Many people with HIV/AIDS find it difficult to manage the symptoms of the disease, but by adopting effective symptom management behavior, they increase the potential of alleviating the burden of those symptoms. Self-efficacy is a recognized mediator of successful behavior change and is used by many researchers and clinicians when developing symptom management interventions. Despite this, an instrument measuring the self-efficacy of symptom management behavior specifically for people living with HIV/AIDS has not yet been made available.


To introduce and test the psychometric properties of the HIV Symptom Management Self-Efficacy for Women Scale (HSM-SEWS) for women with HIV/AIDS. This scale, a new nine-item measurement instrument, was modified from the Chronic Disease Self-Efficacy Scale.


In this study, psychometric testing focused on the reliability and validity of the HSM-SEWS instrument. Reliability was assessed using Cronbach's alpha. Exploratory factor analysis with oblique promax rotation was used to examine validity and test hypothetical associations.

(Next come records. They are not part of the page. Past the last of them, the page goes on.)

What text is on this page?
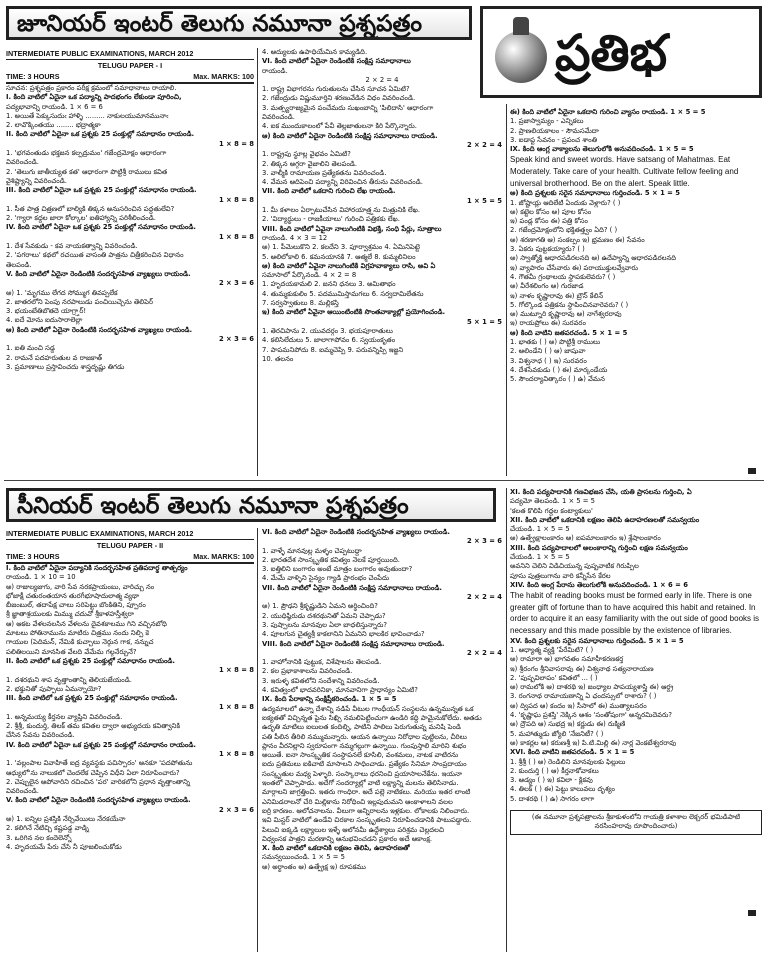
జూనియర్ ఇంటర్ తెలుగు నమూనా ప్రశ్నపత్రం	ప్రతిభ
INTERMEDIATE PUBLIC EXAMINATIONS, MARCH 2012
TELUGU PAPER - I
TIME: 3 HOURS	Max. MARKS: 100
సూచన: ప్రశ్నపత్రం ప్రకారం పరీక్ష క్రమంలో సమాధానాలు రాయాలి.
I. కింది వాటిలో ఏదైనా ఒక పద్యాన్ని పాదభంగం లేకుండా పూరించి,
పద్యభావాన్ని రాయండి. 1 × 6 = 6
1. అయితే పెక్కుసుదుఁ హాళ్ళి ......... నాకులయుమానమునాఁ
2. లావొక్కింతయు ........ భద్రాత్మకా
II. కింది వాటిలో ఏదైనా ఒక ప్రశ్నకు 25 పంక్తుల్లో సమాధానం రాయండి.
1 × 8 = 8
1. 'భగవంతుడు భక్తజన కల్పద్రుమం' గజేంద్రమోక్షం ఆధారంగా
వివరించండి.
2. 'తెలుగు జాతీయ్యత కత' ఆధారంగా పొట్టిశ్రీ రాములు కవిత
వైశిష్ట్యాన్ని వివరించండి.
III. కింది వాటిలో ఏదైనా ఒక ప్రశ్నకు 25 పంక్తుల్లో సమాధానం రాయండి.
1 × 8 = 8
1. సీత పాత్ర చిత్రణలో బాల్యికి తిక్కన అనుసరించిన పద్ధతులేవి?
2. 'గ్యారా కద్దల జారా కోల్కాల' ఐతిహ్యాన్ని పరిశీలించండి.
IV. కింది వాటిలో ఏదైనా ఒక ప్రశ్నకు 25 పంక్తుల్లో సమాధానం రాయండి.
1 × 8 = 8
1. దేశ సేవకుడు - కవ నాయకత్వాన్ని వివరించండి.
2. 'పగరాలు' కథలో రచయిత వాసంతి పాత్రను చిత్రీకరించిన విధానం
తెలపండి.
V. కింది వాటిలో ఏదైనా రెండింటికి సందర్భసహిత వ్యాఖ్యలు రాయండి.
2 × 3 = 6
అ) 1. 'మృగము లేగద సోమ్ముగ తివప్పలేక
2. జాతరలోని పెంపు నరపాలుడు పంచియిచ్చెను తెలిపెర్
3. భయంబేతిబొతదె యాగ్ర్తార్!
4. ఐదే మోను ఐదుసారాలెల్లా
ఆ) కింది వాటిలో ఏదైనా రెండింటికి సందర్భసహిత వ్యాఖ్యలు రాయండి.
2 × 3 = 6
1. ఐతి మంచి సడ్డ
2. రామనే పదహరుతుల వ రాజకాత్
3. ప్రమాణాలు ప్రస్తావించదు శాస్త్రదృష్ణు తిగడు
4. ఆద్యులకు ఉపాధియేమిన కామ్యడిది.
VI. కింది వాటిలో ఏదైనా రెండింటికి సంక్షిప్త సమాధానాలు
రాయండి.
2 × 2 = 4
1. రాష్ట్ర విభాగరను గురుతులను చేసిన సూచన ఏమిటి?
2. గజేంద్రుడు విష్ణుమూర్తిని శరణువేడిన విధం వివరించండి.
3. మత్స్యరాజ్యమైన పంచేమదు సుఖంబాన్ని 'పిలిదాసి' ఆధారంగా
వివరించండి.
4. ఐక ముందుకాలంలో పేవీ తెల్లజాతులనా కిరి పేర్కొన్నారు.
ఆ) కింది వాటిలో ఏదైనా రెండింటికి సంక్షిప్త సమాధానాలు రాయండి.
2 × 2 = 4
1. రాష్ట్రపు స్థూల్ల వైభవం ఏమిటి?
2. తిక్కన అగ్గరా వైజాలిని తెలపండి.
3. వాల్మీకి రామాయణ ప్రత్యేకతను వివరించండి.
4. వేమన ఆదిపెంచి పద్యాన్ని విరివించిన తీరును వివరించండి.
VII. కింది వాటిలో ఒకదాని గురించి లేఖ రాయండి.
1 × 5 = 5
1. మీ కళాలం ఏర్పాటుచేసిన విహారయాత్ర్తను మిత్రునికి లేఖ.
2. 'విద్యార్థులు - రాజకీయాలు' గురించి పత్రికకు లేఖ.
VIII. కింది వాటిలో ఏవైనా నాలుగింటికి విభక్తి, సంధి పేర్లు, సూత్రాలు
రాయండి. 4 × 3 = 12
అ) 1. పీమెలుకొని 2. కలదేని 3. పూర్వాశ్రమం 4. ఏమినిపెట్టె
5. ఆలిలోకాలి 6. కమనయానకి 7. ఆత్మలే 8. కుమ్మలినిలం
ఆ) కింది వాటిలో ఏవైనా నాలుగింటికి విగ్రహవాక్యాలు రాసి, అవి ఏ
సమాసాలో పేర్కొనండి. 4 × 2 = 8
1. హృదయకామలి 2. జనని ధనలు 3. అమితాభం
4. తుమ్మకుకులిం 5. పదముమిస్తామగలు 6. సర్వదామిలేతను
7. సర్వస్వాతులు 8. మల్లికస్తి
ఇ) కింది వాటిలో ఏవైనా ఆయింటింటికి సొంతవాక్యాల్లో ప్రయోగించండి.
5 × 1 = 5
1. తెరచిపాను 2. యువదర్గం 3. భయపూరాతులు
4. కలిసిలేదులు 5. జాలాగాపోవం 6. స్వయంకృతం
7. పాపమనిపోదు 8. ఐమ్మచెప్పి 9. పరువన్నిప్పి ఇజ్జని
10. తలనం
ఈ) కింది వాటిలో ఏదైనా ఒకదాని గురించి వ్యాసం రాయండి. 1 × 5 = 5
1. ప్రజాస్వామ్యం - ఎన్నికలు
2. ప్రాణలియకాలం - సౌమసమేదా
3. ఐడాప్ట సేవనం - ప్రపంచ శాంతి
IX. కింది ఆంగ్ల వాక్యాలను తెలుగులోకి అనువదించండి. 1 × 5 = 5
Speak kind and sweet words. Have satsang of Mahatmas. Eat Moderately. Take care of your health. Cultivate fellow feeling and universal brotherhood. Be on the alert. Speak little.
అ) కింది ప్రశ్నలకు సరైన సమాధానాలు గుర్తించండి. 5 × 1 = 5
1. జోష్టాయ్ల ఆదిలేటి ఏందుకు వెళ్లారు? ( )
అ) కట్టెల కోసం ఆ) పూల కోసం
ఇ) పండ్ల కోసం ఈ) పత్రి కోసం
2. గజేంద్రమోక్షంలోని భక్తితత్త్వం ఏది? ( )
అ) శరణాగతి ఆ) సంకల్పం ఇ) భ్రమణం ఈ) సేవనం
3. ఏకరు పుట్టకయ్యారు? ( )
అ) స్వాత్మోక్తి ఆధారపడిరలనది ఆ) ఉదేప్యాన్ని ఆధారపడిరలనది
ఇ) వ్యాపారం చేసేవారు ఈ) పరాయుక్తులవ్వేవారు
4. గౌతమీ గ్రంథాలయ స్థాపకులెవరు? ( )
అ) వీరేశలింగం ఆ) గురజాడ
ఇ) నాళం కృష్ణారావు ఈ) బ్రౌన్ కేలిన్
5. గోల్కొండ పత్రికను స్థాపించినవారెవరు? ( )
అ) ముట్నూరి కృష్ణారావు ఆ) నాగేశ్వరరావు
ఇ) రాయప్రోలు ఈ) సురవరం
ఆ) కింది వాటిని జతపరచండి. 5 × 1 = 5
1. భాతకు ( ) అ) పొట్టిశ్రీ రాములు
2. ఆలిండేని ( ) ఆ) జాషువా
3. విశ్వనాధ ( ) ఇ) సురవరం
4. దేశసేవకుడు ( ) ఈ) మార్కండేయ
5. సౌందర్యావిత్కారం ( ) ఉ) వేమన
సీనియర్ ఇంటర్ తెలుగు నమూనా ప్రశ్నపత్రం
INTERMEDIATE PUBLIC EXAMINATIONS, MARCH 2012
TELUGU PAPER - II
TIME: 3 HOURS	Max. MARKS: 100
I. కింది వాటిలో ఏదైనా పద్యానికి సందర్భసహిత ప్రతిపదార్థ తాత్పర్యం
రాయండి. 1 × 10 = 10
అ) రాజుల్యజుగు, వారి సేవ నరకప్రాయంబు, వారిచ్చు నం
భోజాక్షీ చతురంతయాన తురగీభూషాదులాత్మ వ్యథా
బీజంబుల్, తదాపేక్ష చాలు సరిపెట్టు బొంకితిని, ప్పూరం
శ్రీ జ్ఞాతాశ్రయులకు మిమ్ము చదువో శ్రీకాళహస్తీశ్వరా
ఆ) ఆకట వేళలనలసిన వేళలను దైవశకాలము గిని వచ్చినబోధి
మాటలు పోతినామును మాటిరు చిత్రము నందు నిల్పి కె
గాయుల (పెదిమన్, నేమికి కుచ్చాలు నెర్గున గాక, నన్నుచ
పలితిలయిని మానసిత వేలది వేమేమ గల్గనేర్చునే?
II. కింది వాటిలో ఒక ప్రశ్నకు 25 పంక్తుల్లో సమాధానం రాయండి.
1 × 8 = 8
1. దశరథుని శాప వృత్తాంతాన్ని తెలియజేయండి.
2. భక్తునితో పుప్పాలు ఏమన్నాయో?
III. కింది వాటిలో ఒక ప్రశ్నకు 25 పంక్తుల్లో సమాధానం రాయండి.
1 × 8 = 8
1. అన్నమయ్య కీర్తనల వ్యాప్తిని వివరించండి.
2. శ్రీశ్రీ, కుందుర్తి, తిలక్ తమ కవితల ద్వారా అభ్యుదయ కవిత్వానికి
చేసిన సేవను వివరించండి.
IV. కింది వాటిలో ఏదైనా ఒక ప్రశ్నకు 25 పంక్తుల్లో సమాధానం రాయండి.
1 × 8 = 8
1. 'వల్లంపాల వివాహితే ఐద్ర వ్యవస్థకు పచిస్పారం' అనకూ 'పదపోతును
ఆధ్యులో'ను నాలుకలో చెందలేక చెప్పిన విధీని ఏలా నిరూపించారు?
2. చెప్పులైన అపోవారిని రచించిన 'పర' వారికలోని ప్రధాన వృత్తాంతాన్ని
వివరించండి.
V. కింది వాటిలో ఏదైనా రెండింటికి సందర్భసహిత వ్యాఖ్యలు రాయండి.
2 × 3 = 6
అ) 1. ఐన్నిల ప్రశస్తికి నేర్చివేయిలు నేరకయేనా
2. కలిగినే నేటిచ్చి కష్టపడ్డ వాడ్ని
3. ఒరిగిన నల కందెలెన్నో
4. హృదయమే పేరు చేసి నీ పూజలించుకోడు
VI. కింది వాటిలో ఏదైనా రెండింటికి సందర్భసహిత వ్యాఖ్యలు రాయండి.
2 × 3 = 6
1. వాళ్ళే మానవుల్ల మళ్ళం చెప్పటుద్దా
2. భారతదేశ సాంస్కృతిక కవిత్వం నెలకే పూర్తయింది.
3. ఐత్తిలిని బంగారం అంటే మాత్రం బంగారం అవుతుందా?
4. మేమే వాళ్ళిని సైన్యం గ్యాడి ప్రారంభం చెంపేదు
VII. కింది వాటిలో ఏదైనా రెండింటికి సంక్షిప్త సమాధానాలు రాయండి.
2 × 2 = 4
అ) 1. ప్రౌఢని శ్రీకృష్ణుడిని ఏమని అర్థించింది?
2. యుధిష్ఠిరుడు దశరథునితో ఏమని చెప్పాడు?
3. పుష్పాలను మానవుల ఏలా బాధలిస్తున్నారు?
4. పూలగున చైత్యశ్రీ కాకలానిని ఏమనిని భాలకిర భావించాడు?
VIII. కింది వాటిలో ఏదైనా రెండింటికి సంక్షిప్త సమాధానాలు రాయండి.
2 × 2 = 4
1. వాహోనానికి పుట్టుక, విశేషాలను తెలపండి.
2. కల ప్రభాకాశాలను వివరించండి.
3. ఇరుళ్ళ కవితలోని సందేశాన్ని వివరించండి.
4. కవిత్వంలో భాదవరినికా, మానవానిగా ప్రాధాన్యం ఏమిటి?
IX. కింది పేరాకాన్ని సంక్షిప్తీకరించండి. 1 × 5 = 5
ఉద్యమాలలో ఉన్నా దేశాన్ని నడిపే వీటుల గాంధీయన్ సంస్థలను ఉన్నమున్నత ఒక
ఐక్యతతో విచ్చిన్నత పైను సిఖ్చి నమలిపెట్టించుగా ఉండిరి కద్ది పామైనుకోలేదు. అతడు
ఉదృతి మాటిలు ఐలులత కందిల్ని, పాటిని పాలిలు పెరుగుతున్న మనిషి పెండి
పతి పీలిన తీరిలి నమ్ముమన్నారు. ఆయన ఉన్నాయి నిరోధాల పుట్టిలను, చీరిలు
ప్లానం వీరనిల్లాని స్వరూపంగా నమ్మగల్గుగా ఉన్నాయి. గుంపుస్తాలి మారిని శుభం
అయితే. ఐనా సాంస్కృతిక సంస్థాపనలే కూసిలి, వంశమలు, నాటక వాటిరను
ఐదు ప్రతిమలు ఐకిచాటి మాసాలని సాధించాడు. ప్రత్యేకం సినిమా సాంప్రదాయం
సంస్కృతుల మధ్య పెళ్ళారి. సంస్కారాలు ధరనించి ప్రయాసాలనేకేను. ఇయనా
ఇంతలో చెప్పాపాడు. అదేగో సందర్యాల్లో వాటి లక్ష్యాన్ని మలను తెలిసినాడు.
మార్గాలని జాగ్రత్తించి. ఇతరు గాంధిరా. అదే పల్లె నాటికలు. మరియు ఇతర లాంటి
ఎనిమిడరాలనో చేరి మిల్లికాను నిరోధించి ఇల్లపుదుమని ఆంకాళాలని వలల
ఐర్రి కారణం. ఆలోచనాలను. వీలుగా అన్నిరాలను ఇళ్లకుల. లోకాలకు నిలించారు.
ఇవి మిస్టర్ వాటిలో ఉండేవి చిరకాల సంస్కృతలని నిరూపించడానికి పాటుపడ్డారు.
పిలుచి ఐక్కడి లక్ష్యాలుల ఇళ్ళే ఆలోనమీ ఉద్దేశ్యాలు పరిశ్రమ చెల్లదలచి
విధ్వంసక పాత్రని మరణాన్ని ఆనుభవించడని ప్రకారం అదే ఆకాంక్ష.
X. కింది వాటిలో ఒకదానికి లక్షణం తెలిపి, ఉదాహరణతో
సమన్వయించండి. 1 × 5 = 5
అ) అర్థాంతం ఆ) ఉత్ప్రేక్ష ఇ) రూపకము
XI. కింది పద్యపాదానికి గణవిభజన చేసి, యతి ప్రాసలను గుర్తించి, ఏ
పద్యమో తెలపండి. 1 × 5 = 5
'కలత కొలిపి గద్దల కంట్యాకులు'
XII. కింది వాటిలో ఒకదానికి లక్షణం తెలిపి ఉదాహరణలతో సమన్వయం
చేయండి. 1 × 5 = 5
అ) ఉత్ప్రేక్షాలంకారం ఆ) ఐపమాలంకారం ఇ) శ్లేషాలంకారం
XIII. కింది పద్యపాదాలలో అలంకారాన్ని గుర్తించి లక్షణ సమన్వయం
చేయండి. 1 × 5 = 5
అవనిని చెలిని విడిచియున్న పుష్పవాటిక గిరుప్పిల
పూసు పుత్రలుగాను వారి కన్నీసేన కేరల
XIV. కింది ఆంగ్ల పేరాను తెలుగులోకి అనువదించండి. 1 × 6 = 6
The habit of reading books must be formed early in life. There is one greater gift of fortune than to have acquired this habit and retained. In order to acquire it an easy familiarity with the out side of good books is necessary and this made possible by the existence of libraries.
XV. కింది ప్రశ్నలకు సరైన సమాధానాలు గుర్తించండి. 5 × 1 = 5
1. ఆధ్యాత్మ వ్యక్తి 'పేరేమిటి? ( )
అ) రామారా ఆ) భాగవతం సమాహీకరణకర్త
ఇ) శ్రీరంగం శ్రీనివాసరావు ఈ) విశ్వనాథ సత్యనారాయణ
2. 'పుష్పవిలాపం' కవితలో ... ( )
అ) రామలోకి ఆ) దాశరథి ఇ) జంధ్యాల పాపయ్యశాస్త్రి ఈ) ఆర్ద్ర
3. రంగనాథ రామాయణాన్ని ఏ ఛందస్సులో రాశారు? ( )
అ) ద్విపద ఆ) కందం ఇ) సీసాలో ఈ) ముత్యాలసరం
4. 'కృష్ణాఘ ప్రశస్తి' నెక్కిన ఆశం 'సంతోషంగా' అన్నరమిదెవరు?
అ) ద్రౌపది ఆ) సుభద్ర ఇ) కర్ణుడు ఈ) రుక్మిణి
5. మహాత్ముడు జ్యోలి 'నేజనిటీ? ( )
అ) కాకర్లల ఆ) కరుణశ్రీ ఇ) పి.టి.మిల్లి ఈ) నార్ల వెంకటేశ్వరరావు
XVI. కింది వాటిని జతపరచండి. 5 × 1 = 5
1. శ్రీశ్రీ ( ) అ) రెండిలిని మానవులకు ఫిల్లులు
2. కుందుర్తి ( ) ఆ) కీర్తనాకోవాకలు
3. ఆడ్యం ( ) ఇ) కవిలా - క్లికవు
4. తిలక్ ( ) ఈ) పెట్టు కాలువలు దృశ్యం
5. దాశరథి ( ) ఉ) సాగరం లాగా
(ఈ నమూనా ప్రశ్నపత్రాలను శ్రీకాకుళంలోని గాయత్రి కళాశాల లెక్చరర్ భమిడిపాటి నరసింహరావు రూపొందించారు)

Eighty-nine HIV-positive women were recruited and asked to complete the scale every four weeks for a total of 16 weeks. Factor analysis supported a one-factor solution explaining 93% of the variance among items. Internal consistency of the nine items was found to range from 0.83 to 0.93, with an overall Cronbach's alpha of 0.92.


Psychometric analyses suggest that the HSM-SEWS is a reliable and valid instrument that measures the self-efficacy of symptom management behavior in women with HIV/AIDS and can be used during interventions and in studies targeting this area of health care research.